Drink, regardless, comes in ridiculously small packaging.  Wine and beer: no.  But any drink that actually satiates one’s thirst will not come in a bottle large enough to do so.

Normally, I would circumvent this by ordering a glass of water.  What American wouldn’t do the same?  Once you have finished your beer/wine/juice/virgin daquiri, you can just hydrate on free, fresh water.


In Spain, as, I am told, in much of Europe, water comes out of the tap a solid white, as if someone had dropped Alka-Seltzer into the drain.  Only instead of the putting it in the drain, they shoved it up the faucet. 

But, you might say, appearance has little bearing on taste. 

You may be quite right.  After all, V-8 may look like partially-coagulated blood, but it still tastes like super-salty, delicious carrot pulp.  Yum.

Euro-water is the same.  It looks like soap.  It tastes like soap.

So when you want water at a restaurant, they don’t even ask: they bring out a bottle.

A 200 mL bottle. 

For two Euro. 

For those still heavily on the English system, a 20-ounce bottle contains approximately 591.47 mL. 

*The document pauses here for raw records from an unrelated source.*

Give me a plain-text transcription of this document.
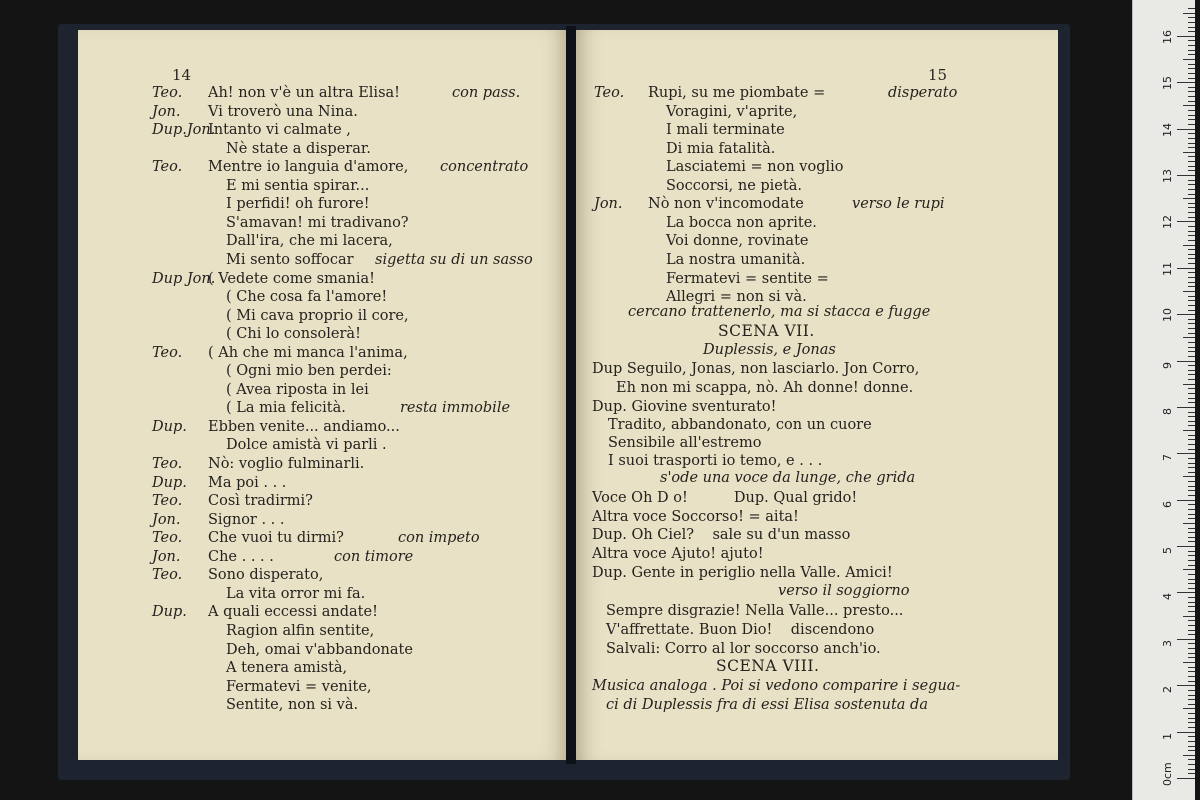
14	15
Teo. Ah! non v'è un altra Elisa!	con pass.
Jon. Vi troverò una Nina.
Dup.Jon.
Intanto vi calmate ,
Nè state a disperar.
Teo. Mentre io languia d'amore, concentrato
E mi sentia spirar...
I perfidi! oh furore!
S'amavan! mi tradivano?
Dall'ira, che mi lacera,
Mi sento soffocar sigetta su di un sasso
Dup Jon.
( Vedete come smania!
( Che cosa fa l'amore!
( Mi cava proprio il core,
( Chi lo consolerà!
Teo. ( Ah che mi manca l'anima,
( Ogni mio ben perdei:
( Avea riposta in lei
( La mia felicità.	resta immobile
Dup. Ebben venite... andiamo...
Dolce amistà vi parli .
Teo. Nò: voglio fulminarli.
Dup. Ma poi . . .
Teo. Così tradirmi?
Jon. Signor . . .
Teo. Che vuoi tu dirmi?	con impeto
Jon. Che . . . .	con timore
Teo. Sono disperato,
La vita orror mi fa.
Dup. A quali eccessi andate!
Ragion alfin sentite,
Deh, omai v'abbandonate
A tenera amistà,
Fermatevi = venite,
Sentite, non si và.
Teo. Rupi, su me piombate =	disperato
Voragini, v'aprite,
I mali terminate
Di mia fatalità.
Lasciatemi = non voglio
Soccorsi, ne pietà.
Jon. Nò non v'incomodate	verso le rupi
La bocca non aprite.
Voi donne, rovinate
La nostra umanità.
Fermatevi = sentite =
Allegri = non si và.
cercano trattenerlo, ma si stacca e fugge
SCENA VII.
Duplessis, e Jonas
Dup Seguilo, Jonas, non lasciarlo. Jon Corro,
Eh non mi scappa, nò. Ah donne! donne.
Dup. Giovine sventurato!
Tradito, abbandonato, con un cuore
Sensibile all'estremo
I suoi trasporti io temo, e . . .
s'ode una voce da lunge, che grida
Voce Oh D o!          Dup. Qual grido!
Altra voce Soccorso! = aita!
Dup. Oh Ciel?    sale su d'un masso
Altra voce Ajuto! ajuto!
Dup. Gente in periglio nella Valle. Amici!
verso il soggiorno
Sempre disgrazie! Nella Valle... presto...
V'affrettate. Buon Dio!    discendono
Salvali: Corro al lor soccorso anch'io.
SCENA VIII.
Musica analoga . Poi si vedono comparire i segua-
ci di Duplessis fra di essi Elisa sostenuta da
0cm
1
2
3
4
5
6
7
8
9
10
11
12
13
14
15
16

So for about twice the price of a standard American serving you get a third of the liquid.  Now I’m on a budget (which somehow never seems to apply on Friday or Saturday nights…), and I’m already rather tight-fisted to begin with, so I only ever get one bottle of water per meal.  This, needless to say, leaves me quite dehydrated throughout the day.  Dehydration leads to fatigue, hunger and irritability, all of which make me a rather disagreeable person to deal with. 

Assuming that all residents of Barcelona undergo a similar cycle of dehydration, we can conjecture the origin of the legendary Catalan aloofness.

            Couple the price of water with the extraordinary cheapness of wine, and it explains even more.  As my mother so aptly pointed out, the modern siesta is no doubt a result of the price differential between wine and water: if you only drink wine all day, you are bound to need a nap.

            To return, though, to the problem of water: I really don’t think my frustration is a result of my weakness as an American.  After all, Americans are known for having large serving sizes.  If Wendy’s really wanted to be health-friendly, they would have the Biggie Size, the Large, the Medium, the Small, and then the Euro Size.  While I may be inherently partial to the larger, more comfortable serving size, I really don’t need all that much. 

I don’t need or want a Biggie Size. 

I want a beverage that won’t leave my mouth tasting dry and nasty.  I want just enough water, at a reasonable price, that I can feel satisfied without feeling fleeced. 

1 comment:

  1. We went to breakfast in Dowagiac at the Hard Times Diner, some Awesome Sausage and Biscuits came in four sizes: Large, Medium, Small and Petite. We took home half the "Small", and I betcha there were a whole lot a folks in there that ate the Large, on their own, no sharing.